First study the Makefile:

# directory containing source data
SRCDIR := data

# directory containing intermediate data
TMPDIR := processed_data

# results directory
RESDIR := results

# all source files (book texts)
SRCS = $(wildcard $(SRCDIR)/*.txt)

# all intermediate data files
DATA = $(patsubst $(SRCDIR)/%.txt,$(TMPDIR)/%.dat,$(SRCS))

# all images
IMAGES = $(patsubst $(SRCDIR)/%.txt,$(RESDIR)/%.png,$(SRCS))

all: $(DATA) $(IMAGES) $(RESDIR)/results.txt

$(TMPDIR)/%.dat: $(SRCDIR)/%.txt source/wordcount.py
        python source/wordcount.py $< $@

$(RESDIR)/%.png: $(TMPDIR)/%.dat source/plotcount.py
        python source/plotcount.py $< $@

$(RESDIR)/results.txt: $(DATA) source/zipf_test.py
        python source/zipf_test.py $(DATA) > $@

clean:
        @$(RM) $(TMPDIR)/*
        @$(RM) $(RESDIR)/*

.PHONY: clean directories
  • A tool from the 70s often used to build software.
  • Uses specific syntax that the user writes in a Makefile.
  • Makefile specifies how to build targets from their dependencies.
  • Observe that we use wildcards instead of explicit book names.

It contains rules that relate targets to dependencies and commands:

# rule (mind the tab)
target: dependencies
	command(s)

We can think of it as follows:

outputs: inputs
	command(s)

Try it out:

$ make clean
$ make

Make uses declarative style: we describe dependencies but we let Make figure out the series of steps to produce results (targets). Fun fact: Excel is also declarative, not imperative.

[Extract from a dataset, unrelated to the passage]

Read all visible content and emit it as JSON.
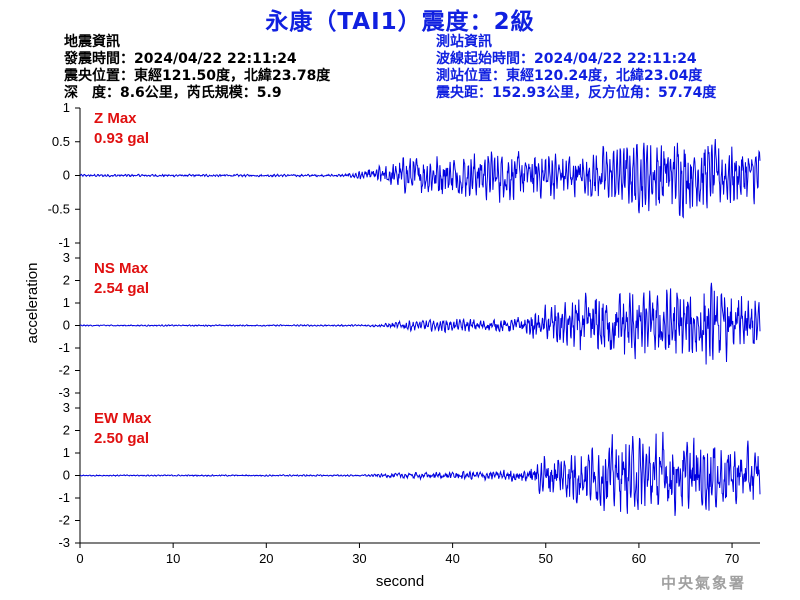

Try running make again and discuss why it refused to rerun all steps:

$ make

make: Nothing to be done for 'all'.

Make a modification to a txt or a dat file and run make again and discuss what you see. One way to modify files is to use the touch command which will only update its timestamp:

$ touch data/sierra.txt
$ make

How did Make know which steps to rerun?

Finally try to run the pipeline on several cores in parallel (here we will try 4):

$ make clean
$ make -j 4

Discussion

Discuss the pros and cons of this approach. Is it reproducible? Does it scale to hundreds of books? Can it be automated?